Freddie Mac's 2Q earnings rise on single-family reserve release

Freddie Mac's second quarter earnings increased due to a release of money set aside for credit losses in the single-family business. But the government-sponsored enterprise had to boost its provision for multifamily mortgages as a result of problems in its senior housing portfolio.

The McLean, Virginia-based company earned $2.9 billion for the most recent quarter, compared with just under $2 billion three months prior and $2.4 billion for the second quarter of 2022.

Fannie Mae's second quarter results similarly benefitted from a release of reserves, in that case by $1.3 billion.

The second quarter results bring Freddie Mac's net worth to almost $42 billion. That is almost one-third of the $123 billion the company would be required to hold to exit conservatorship, based on first quarter calculations made by Keefe, Bruyette & Woods.

However, the additional net worth Freddie Mac retained increased the liquidation preference for the preferred stock held by the U.S. Treasury to $111.7 billion as of June 30, with a further boost to $114.6 billion at the end of the current quarter.

In the past year, the GSE has added $7.9 billion of net worth as it is now able to retain 100% of its earnings. That increase "contributes to Freddie Mac's financial stability and our ability to serve our mission," said CEO Michael DeVito on the earnings call.

As is standard on its earnings calls, company management did not address how the additional net worth affects the conservatorship.

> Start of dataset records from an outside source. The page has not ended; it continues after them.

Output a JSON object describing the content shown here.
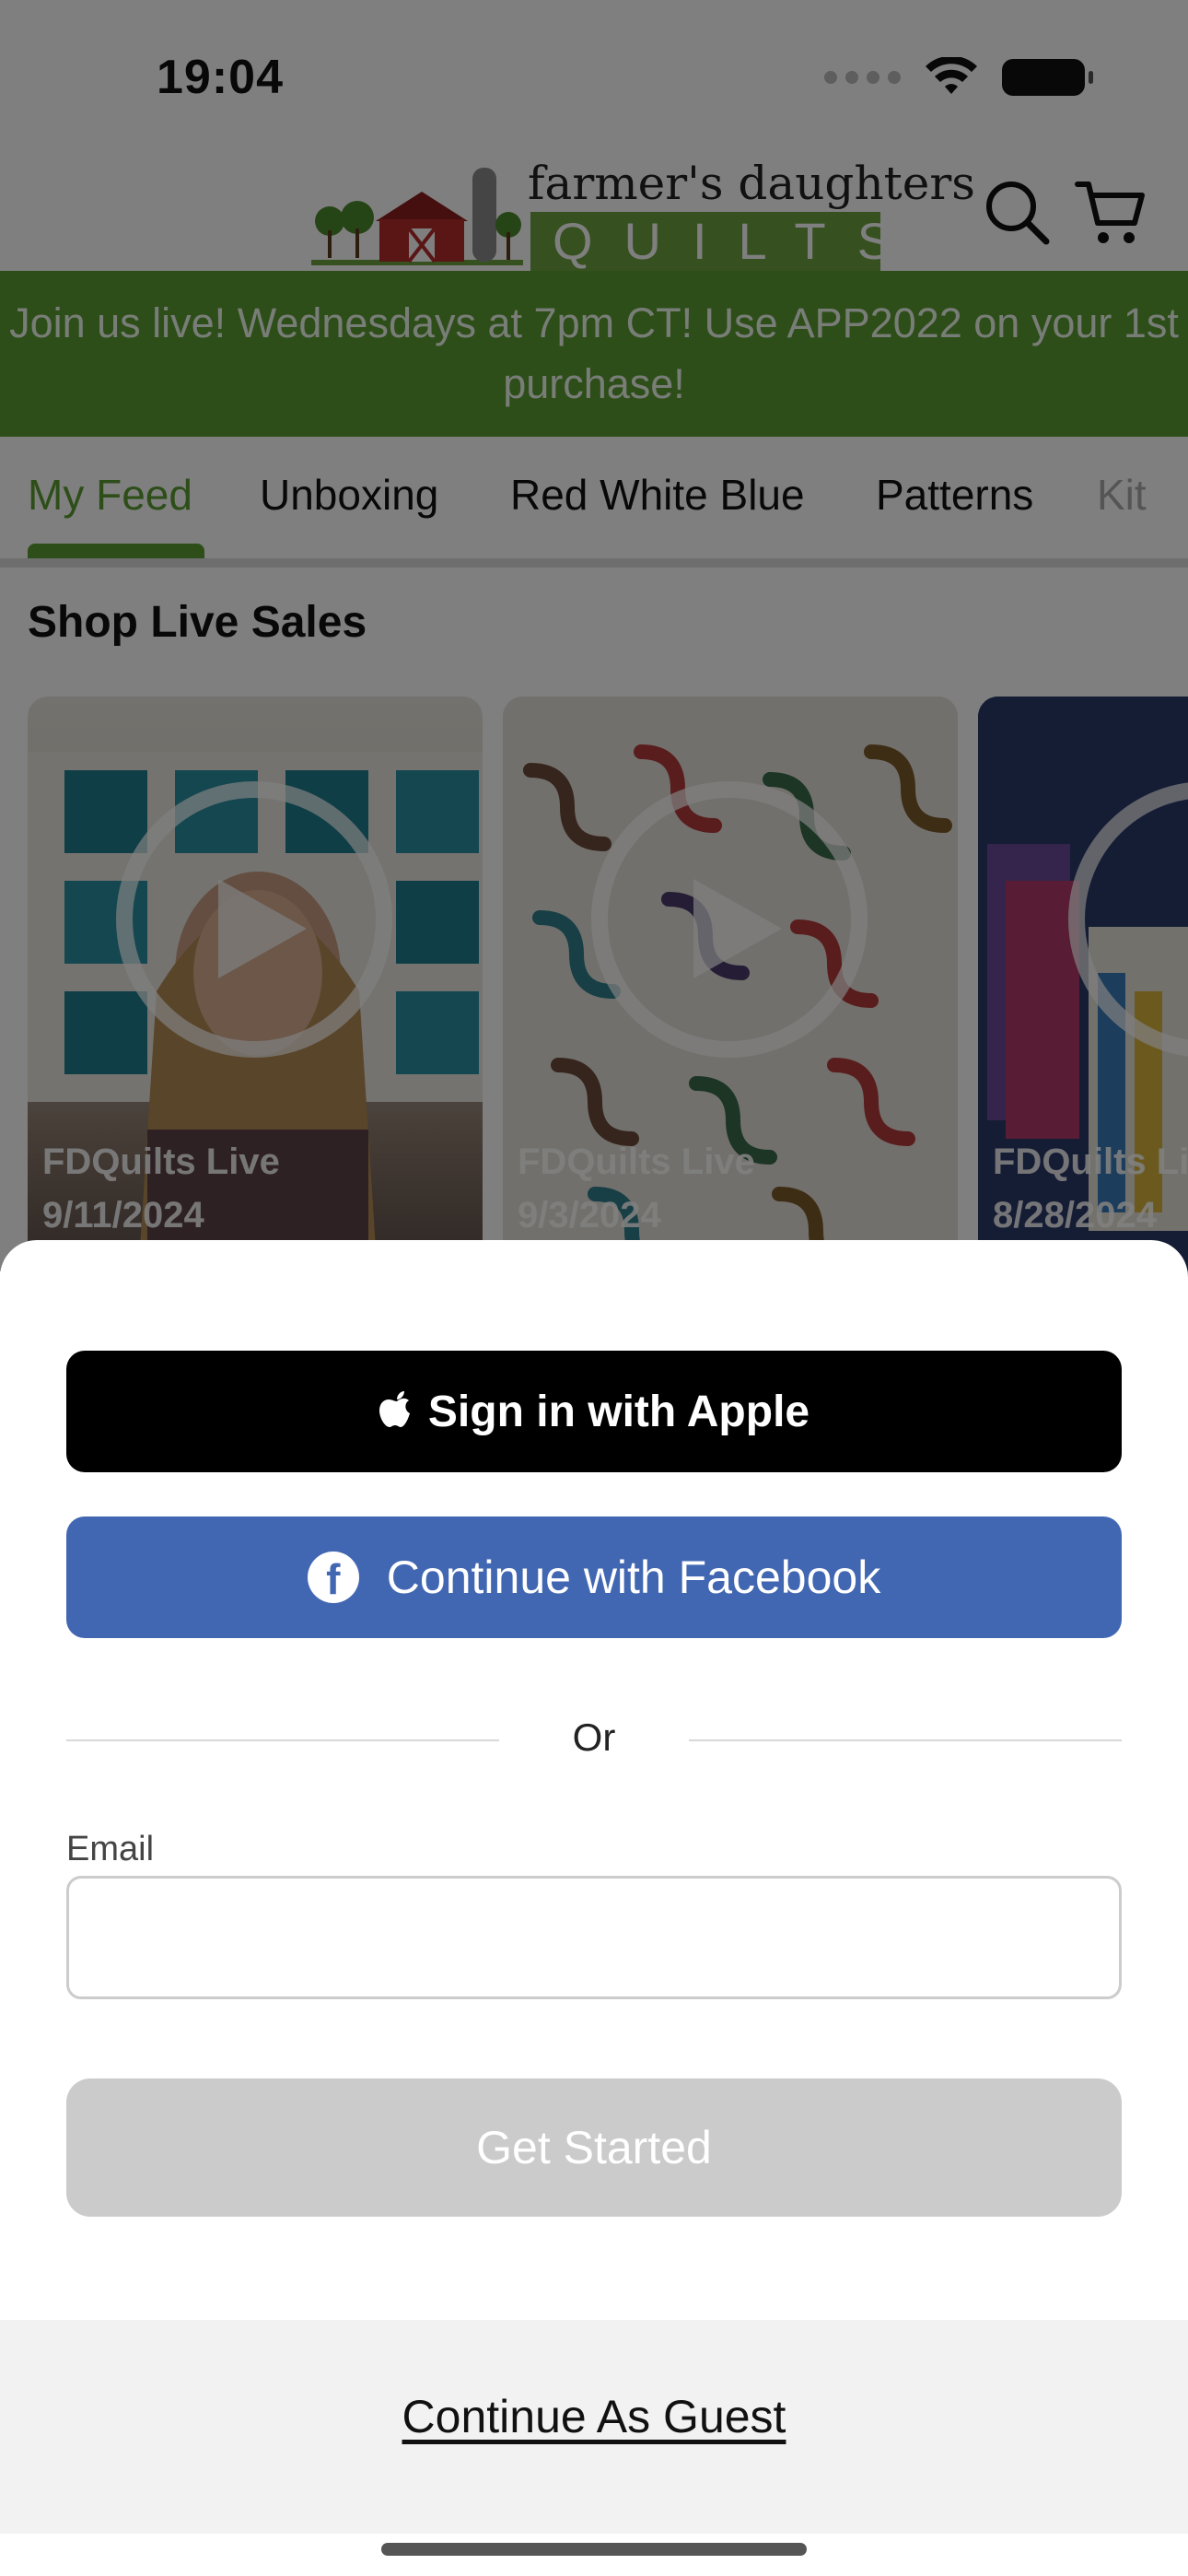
{
  "status_bar": {
    "time": "19:04",
    "icons": [
      "signal-dots-icon",
      "wifi-icon",
      "battery-icon"
    ]
  },
  "header": {
    "logo_script": "farmer's daughters",
    "logo_box": "QUILTS",
    "icons": [
      "barn-logo-icon",
      "search-icon",
      "cart-icon"
    ]
  },
  "promo_banner": {
    "text": "Join us live! Wednesdays at 7pm CT! Use APP2022 on your 1st purchase!"
  },
  "tabs": [
    {
      "label": "My Feed",
      "active": true
    },
    {
      "label": "Unboxing",
      "active": false
    },
    {
      "label": "Red White Blue",
      "active": false
    },
    {
      "label": "Patterns",
      "active": false
    },
    {
      "label": "Kit",
      "active": false
    }
  ],
  "section": {
    "title": "Shop Live Sales"
  },
  "videos": [
    {
      "title": "FDQuilts Live",
      "date": "9/11/2024"
    },
    {
      "title": "FDQuilts Live",
      "date": "9/3/2024"
    },
    {
      "title": "FDQuilts Li",
      "date": "8/28/2024"
    }
  ],
  "sheet": {
    "apple_button": "Sign in with Apple",
    "facebook_button": "Continue with Facebook",
    "divider": "Or",
    "email_label": "Email",
    "email_value": "",
    "email_placeholder": "",
    "get_started_button": "Get Started",
    "guest_link": "Continue As Guest"
  },
  "colors": {
    "brand_green": "#5b9c32",
    "facebook_blue": "#4267b2",
    "apple_black": "#000000",
    "disabled_gray": "#cbcbcb",
    "overlay": "rgba(0,0,0,0.5)"
  }
}
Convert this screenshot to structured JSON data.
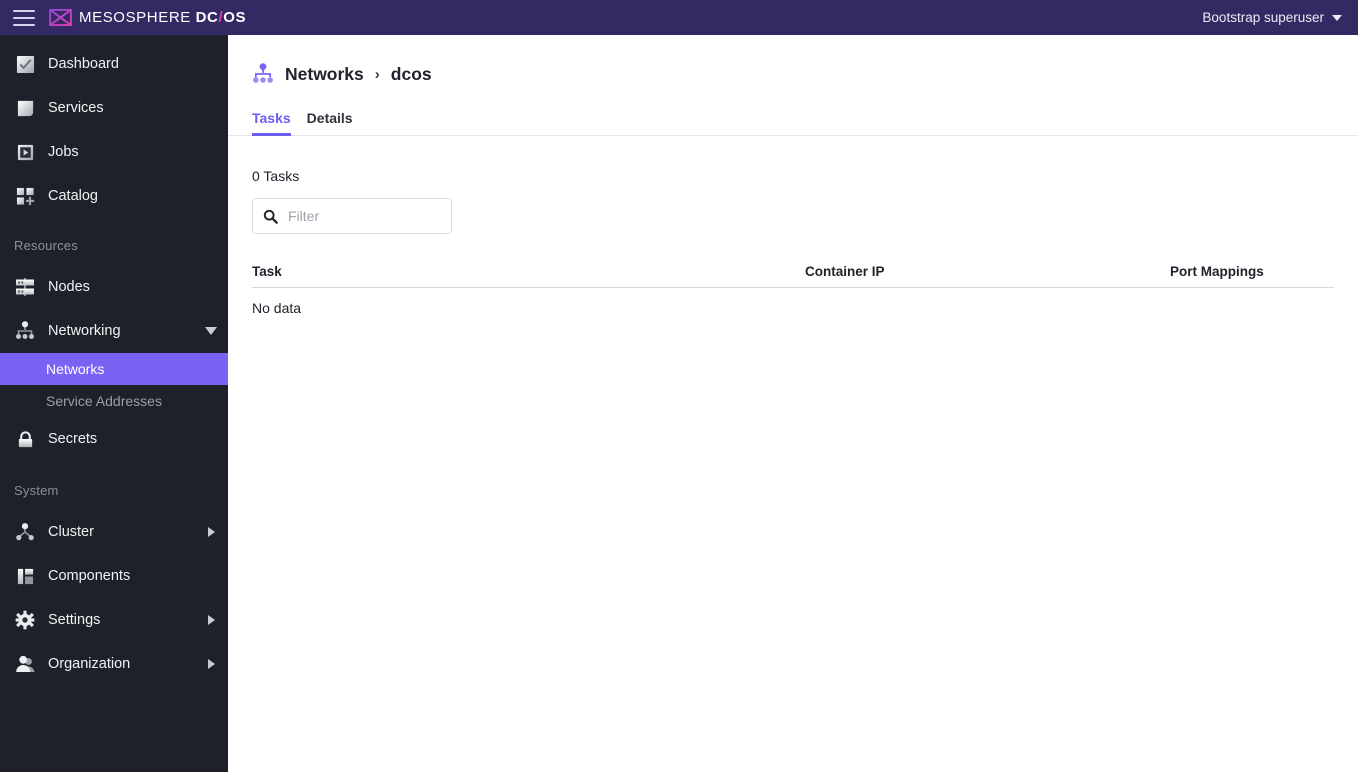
{
  "header": {
    "menu_icon": "hamburger-icon",
    "brand_prefix": "MESOSPHERE ",
    "brand_dc": "DC",
    "brand_slash": "/",
    "brand_os": "OS",
    "user_label": "Bootstrap superuser",
    "user_caret_icon": "chevron-down-icon",
    "background": "#342a63",
    "accent": "#e83bb0"
  },
  "sidebar": {
    "background": "#1e2129",
    "active_color": "#7b62f5",
    "primary_items": [
      {
        "label": "Dashboard",
        "icon": "dashboard-check-icon"
      },
      {
        "label": "Services",
        "icon": "services-square-icon"
      },
      {
        "label": "Jobs",
        "icon": "jobs-play-icon"
      },
      {
        "label": "Catalog",
        "icon": "catalog-grid-plus-icon"
      }
    ],
    "resources_title": "Resources",
    "resources_items": [
      {
        "label": "Nodes",
        "icon": "nodes-server-icon",
        "expandable": false
      },
      {
        "label": "Networking",
        "icon": "networking-tree-icon",
        "expandable": true,
        "expanded": true
      },
      {
        "label": "Secrets",
        "icon": "secrets-lock-icon",
        "expandable": false
      }
    ],
    "networking_children": [
      {
        "label": "Networks",
        "active": true
      },
      {
        "label": "Service Addresses",
        "active": false
      }
    ],
    "system_title": "System",
    "system_items": [
      {
        "label": "Cluster",
        "icon": "cluster-nodes-icon",
        "expandable": true
      },
      {
        "label": "Components",
        "icon": "components-bars-icon",
        "expandable": false
      },
      {
        "label": "Settings",
        "icon": "settings-gear-icon",
        "expandable": true
      },
      {
        "label": "Organization",
        "icon": "organization-user-icon",
        "expandable": true
      }
    ]
  },
  "main": {
    "breadcrumb": {
      "icon": "networking-tree-icon",
      "root": "Networks",
      "separator": "›",
      "current": "dcos"
    },
    "tabs": [
      {
        "label": "Tasks",
        "active": true
      },
      {
        "label": "Details",
        "active": false
      }
    ],
    "tab_accent": "#6d5ef0",
    "task_count_label": "0 Tasks",
    "filter": {
      "icon": "search-icon",
      "value": "",
      "placeholder": "Filter"
    },
    "table": {
      "columns": [
        "Task",
        "Container IP",
        "Port Mappings"
      ],
      "rows": [],
      "empty_text": "No data"
    }
  }
}
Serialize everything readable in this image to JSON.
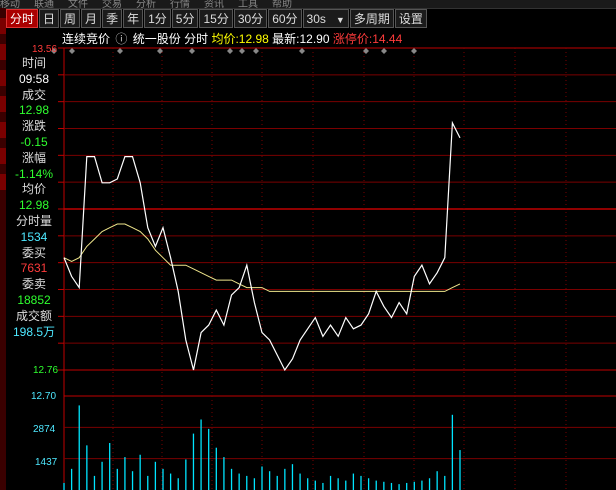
{
  "top_menu": [
    "移动",
    "联通",
    "文件",
    "交易",
    "分析",
    "行情",
    "资讯",
    "工具",
    "帮助"
  ],
  "toolbar": {
    "tabs": [
      {
        "label": "分时",
        "active": true
      },
      {
        "label": "日",
        "active": false
      },
      {
        "label": "周",
        "active": false
      },
      {
        "label": "月",
        "active": false
      },
      {
        "label": "季",
        "active": false
      },
      {
        "label": "年",
        "active": false
      },
      {
        "label": "1分",
        "active": false
      },
      {
        "label": "5分",
        "active": false
      },
      {
        "label": "15分",
        "active": false
      },
      {
        "label": "30分",
        "active": false
      },
      {
        "label": "60分",
        "active": false
      }
    ],
    "period_select": "30s",
    "multi_period": "多周期",
    "settings": "设置"
  },
  "info": {
    "mode": "连续竞价",
    "stock_name": "统一股份",
    "chart_kind": "分时",
    "avg_label": "均价:",
    "avg_value": "12.98",
    "latest_label": "最新:",
    "latest_value": "12.90",
    "limit_label": "涨停价:",
    "limit_value": "14.44"
  },
  "panel": {
    "time_label": "时间",
    "time_value": "09:58",
    "volume_label": "成交",
    "volume_value": "12.98",
    "change_label": "涨跌",
    "change_value": "-0.15",
    "pct_label": "涨幅",
    "pct_value": "-1.14%",
    "avg_label": "均价",
    "avg_value": "12.98",
    "tick_vol_label": "分时量",
    "tick_vol_value": "1534",
    "buy_label": "委买",
    "buy_value": "7631",
    "sell_label": "委卖",
    "sell_value": "18852",
    "amount_label": "成交额",
    "amount_value": "198.5万"
  },
  "axis_labels": {
    "price_top": "13.56",
    "price_bottom": "12.76",
    "vol_base": "12.70",
    "vol_mid": "2874",
    "vol_low": "1437"
  },
  "colors": {
    "price_line": "#ffffff",
    "avg_line": "#f0e68c",
    "volume": "#00e5ff",
    "grid": "#7a0000",
    "grid_strong": "#c00000",
    "up": "#ff3b3b",
    "down": "#2fff2f"
  },
  "chart_data": {
    "type": "line",
    "series": [
      {
        "values": [
          13.0,
          12.95,
          12.92,
          13.27,
          13.27,
          13.2,
          13.2,
          13.21,
          13.27,
          13.27,
          13.2,
          13.08,
          13.03,
          13.08,
          13.0,
          12.91,
          12.78,
          12.7,
          12.8,
          12.82,
          12.86,
          12.82,
          12.9,
          12.92,
          12.98,
          12.88,
          12.8,
          12.78,
          12.74,
          12.7,
          12.73,
          12.78,
          12.81,
          12.84,
          12.79,
          12.82,
          12.79,
          12.84,
          12.81,
          12.82,
          12.85,
          12.91,
          12.87,
          12.84,
          12.88,
          12.85,
          12.95,
          12.98,
          12.93,
          12.96,
          13.0,
          13.36,
          13.32
        ]
      },
      {
        "values": [
          13.0,
          12.99,
          13.0,
          13.03,
          13.05,
          13.07,
          13.08,
          13.09,
          13.09,
          13.08,
          13.07,
          13.05,
          13.02,
          13.0,
          12.98,
          12.98,
          12.98,
          12.97,
          12.96,
          12.95,
          12.94,
          12.94,
          12.94,
          12.93,
          12.92,
          12.92,
          12.92,
          12.91,
          12.91,
          12.91,
          12.91,
          12.91,
          12.91,
          12.91,
          12.91,
          12.91,
          12.91,
          12.91,
          12.91,
          12.91,
          12.91,
          12.91,
          12.91,
          12.91,
          12.91,
          12.91,
          12.91,
          12.91,
          12.91,
          12.91,
          12.91,
          12.92,
          12.93
        ]
      }
    ],
    "ylim": [
      12.7,
      13.56
    ],
    "volume": [
      300,
      900,
      3600,
      1900,
      600,
      1200,
      2000,
      900,
      1400,
      800,
      1500,
      600,
      1200,
      900,
      700,
      500,
      1300,
      2400,
      3000,
      2600,
      1800,
      1400,
      900,
      700,
      600,
      500,
      1000,
      800,
      600,
      900,
      1100,
      700,
      500,
      400,
      300,
      600,
      500,
      400,
      700,
      600,
      500,
      400,
      350,
      300,
      250,
      300,
      350,
      400,
      500,
      800,
      600,
      3200,
      1700
    ],
    "volume_ylim": [
      0,
      4000
    ]
  }
}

Slower prepayment speeds due to high interest rates reduced Freddie Mac's net interest income to $4.5 billion when compared with the second quarter of 2022, when it was $4.8 billion, Chris Lown, chief financial officer, said on the earnings call.

"The decline in revenues was partially offset by higher non-interest income of $816 million, up 27% year-over-year, primarily driven by higher guarantee income and investment gains in our multifamily business," Lown said.

Net revenue ended the quarter at $5.3 billion, versus $5.4 billion in the same period one year prior. In the first quarter, Freddie Mac's net revenue was $4.8 billion as non-interest income was just $326 million.

The single-family business reported net income of $2.4 billion for the second quarter compared with $1.7 billion in the first quarter and $2.2 billion on a year-over-year basis.

Quarter-to-quarter new business activity increased by 41%, to $83 billion ($73 billion of that purchase) from $59 billion ($51 billion purchase) for the period ended March 31. A year ago, Freddie Mac did $138 billion, to which Lown attributed to the lower interest rate environment given that $86 billion was purchase mortgages and $52 billion came from refinancings.

The guarantee fee for acquired loans averaged 57 basis points this quarter, Lown added. That was up by 2 basis points from 55 in the first quarter and 5 basis points higher than in the second quarter of 2022, when it was 52.

"In the second quarter, we helped 372,000 families buy, refinance or rent a home," up over 40% versus the first quarter, DeVito said. "This includes 102,000 first-time home buyers, representing more than 51% of the owner-occupied homes we helped to finance, which is a historic high."

The serious delinquency rate in its single-family loan portfolio fell 20 basis points from the prior year to 0.56%. Improved credit conditions allowed Freddie Mac to release $638 million of reserves, helped by actual and forecasted improvements in home price appreciation.

In the second quarter of 2022, Freddie Mac added $298 million to reserves when the U.S. economic picture was bleak, and that was tied in with growth in its single-family portfolio, Lown said.

Things on the multifamily side's credit performance, both year-over-year and especially quarter-to-quarter, were tougher.

With issues in the senior housing portfolio, Freddie Mac's multifamily delinquency rate as of June 30 was 21 basis points, compared with 13 basis points on March 31 and just 7 basis points on the same day one year earlier. But 95% of the delinquent loans do have some form of credit enhancement attached.

Fannie Mae also reported its senior housing portfolio was under stress.

New business activity did rebound from the first quarter to $13 billion from just $6 billion. It was lower than the $15 billion added in the second quarter of 2022 as higher interest rates reduced demand for multifamily mortgages, Lown said.

Even with the credit provision, multifamily earned $563 million for Freddie Mac, an improvement from the first quarter's $318 million and $285 million for the second quarter of 2022.

The year-over-year gain in multifamily to the increase in noninterest income to $751 million from $309 million. 

"Guarantee income increased primarily due to lower fair value losses on guarantee assets as a result of smaller interest rate increases," Lown explained. "And investment gains increased primarily due to fair value gains from interest rate risk management activities specific to our guarantee assets and indexed lock agreements."